Am heftigsten von den Flammen betroffen ist die Haifa-Region, in der auch ich zurzeit lebe, die Wälder der Carmel Mountains im Süden der Stadt standen tagelang in Flammen. 75.000 Menschen – rund ein Viertel der Bevölkerung – aus elf Stadtvierteln mussten hier evakuiert werden, was die größte Massenevakuierung in der Geschichte Israels darstellt, wie Haifas Bürgermeister Yona Yahav berichtet. Über 600 Häuser wurden durch das Feuer beschädigt, über ein Drittel davon komplett zerstört. 132 Menschen wurden allein in Haifa verletzt, darunter viele Kinder.

Im ganzen Land öffneten staatliche Einrichtungen, sowie religiöse Organisationen (jüdische und muslimische gleichermaßen) ihre Tore, um die Vertriebenen unterzubringen und zu versorgen. Auch über die sozialen Netzwerke wurde privat schützender Wohnraum zur Verfügung gestellt.

Die Brände folgen einer monatelangen Dürreperiode in der Region. Auch hier in Haifa war das Wetter ungewöhnlich warm und trocken für diese Jahreszeit und seit etwa einer Woche gibt es unaufhörlich heftige teils sturmartige Winde, weshalb sich die Feuer so rasch ausbreiten konnten und so schwer unter Kontrolle zu bringen waren.

In beispielloser Solidarität wurden zur Bekämpfung der Brände Feuerwehrleute, Löschflugzeuge und weiteres Gerät aus Zypern, Kroatien, Italien, der Türkei, Griechenland, Jordanien, Ägypten, Aserbaidschan, Frankreich, der Ukraine, der USA und insbesondere aus Russland entsandt. Auch die Palästinensische Autonomiebehörde schickte zur Bekämpfung der Brände acht Feuerwehrtrucks nach Israel, jeweils eine Hälfte nach Haifa und Jerusalem.

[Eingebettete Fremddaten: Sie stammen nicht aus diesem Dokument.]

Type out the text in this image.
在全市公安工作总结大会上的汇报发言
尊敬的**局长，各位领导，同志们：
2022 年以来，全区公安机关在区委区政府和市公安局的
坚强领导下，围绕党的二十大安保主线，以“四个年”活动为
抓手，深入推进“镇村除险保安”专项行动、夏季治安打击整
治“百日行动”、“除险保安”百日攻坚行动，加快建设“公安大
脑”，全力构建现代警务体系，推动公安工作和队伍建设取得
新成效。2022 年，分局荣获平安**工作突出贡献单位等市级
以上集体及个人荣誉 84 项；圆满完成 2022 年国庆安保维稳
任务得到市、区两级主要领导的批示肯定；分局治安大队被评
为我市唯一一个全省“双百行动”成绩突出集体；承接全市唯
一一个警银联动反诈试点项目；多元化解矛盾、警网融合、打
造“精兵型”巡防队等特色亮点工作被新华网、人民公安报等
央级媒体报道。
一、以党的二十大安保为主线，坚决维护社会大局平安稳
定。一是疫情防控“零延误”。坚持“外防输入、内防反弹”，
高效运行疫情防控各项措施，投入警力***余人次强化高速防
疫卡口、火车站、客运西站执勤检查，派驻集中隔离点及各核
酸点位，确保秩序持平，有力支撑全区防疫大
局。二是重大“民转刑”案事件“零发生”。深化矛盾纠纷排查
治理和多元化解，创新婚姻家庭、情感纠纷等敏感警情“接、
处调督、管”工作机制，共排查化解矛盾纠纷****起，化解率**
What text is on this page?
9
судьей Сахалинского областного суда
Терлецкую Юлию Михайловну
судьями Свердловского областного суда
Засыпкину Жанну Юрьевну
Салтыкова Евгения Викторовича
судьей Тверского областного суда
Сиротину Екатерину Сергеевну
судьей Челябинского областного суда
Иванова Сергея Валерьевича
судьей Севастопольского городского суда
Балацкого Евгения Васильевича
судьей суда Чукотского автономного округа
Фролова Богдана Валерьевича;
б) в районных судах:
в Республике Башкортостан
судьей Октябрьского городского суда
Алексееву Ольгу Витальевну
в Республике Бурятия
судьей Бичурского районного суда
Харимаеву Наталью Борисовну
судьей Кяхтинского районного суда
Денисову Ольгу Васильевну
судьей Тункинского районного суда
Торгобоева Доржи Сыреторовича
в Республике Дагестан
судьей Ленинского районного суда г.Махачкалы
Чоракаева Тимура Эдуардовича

Die Brände sind mittlerweile weitestgehend unter Kontrolle, in Haifa konnten die allermeisten der evakuierten Bewohner bereits am Freitag in ihre Häuser zurückkehren. Bei einer Besichtigung der betroffenen Nachbarschaften am Samstagabend waren die Flammen gelöscht, zurück blieb der Gestank verbrannter Häuser. Der Finanzminister Moshe Kahlon sagte jedem Betroffenen eine Nothilfe von 2.500 Schekel (rund 610 Euro) zu.

Schadenfreude, Rassismus und Spaltung

In Teilen der arabischen Welt ergehen sich einige Personen in genozidalen Fantasien und in Schadenfreude über die Brände, die entsprechenden Hashtags werden in den sozialen Medien Hunderttausendfach verbreitet. „Good luck to the fires. #Israel_IsBurning :)” tweete etwa der populäre Imam der Großen Moschee in Kuwait, Sheikh Mishary Alfasy Rashid, seinen 11,6 Millionen Followern.

Religiöse Fundamentalisten sehen in den Feuern vielmehr die Strafe Gottes für ein jüngst von der Knesset (dem israelischen Parlament) verabschiedetes Gesetz, das den traditionellen Gebetsruf des Muezzins in sämtlichen Moscheen in Israel verbietet, so auch in der drittheiligsten Stätte des Islam, der Al-Aqsa-Moschee in Jerusalem (ein unerhört islamfeindlicher Akt der „Judaisierung“ Jerusalems, so als würden die Kirchenglocken im Vatikan verboten werden). „Sie versuchten den Ruf des Muezzin zu verbannen,” tweete ein Hamas-Führer aus Gaza, „und Allah ließ Feuer auf sie niederregnen.“

Die Identitäten oder Motive der Verdächtigen sind nicht bekannt, reflexartig steht für Israels rechtsextreme Staatsführung die Täterschaft jedoch fest: die Araber.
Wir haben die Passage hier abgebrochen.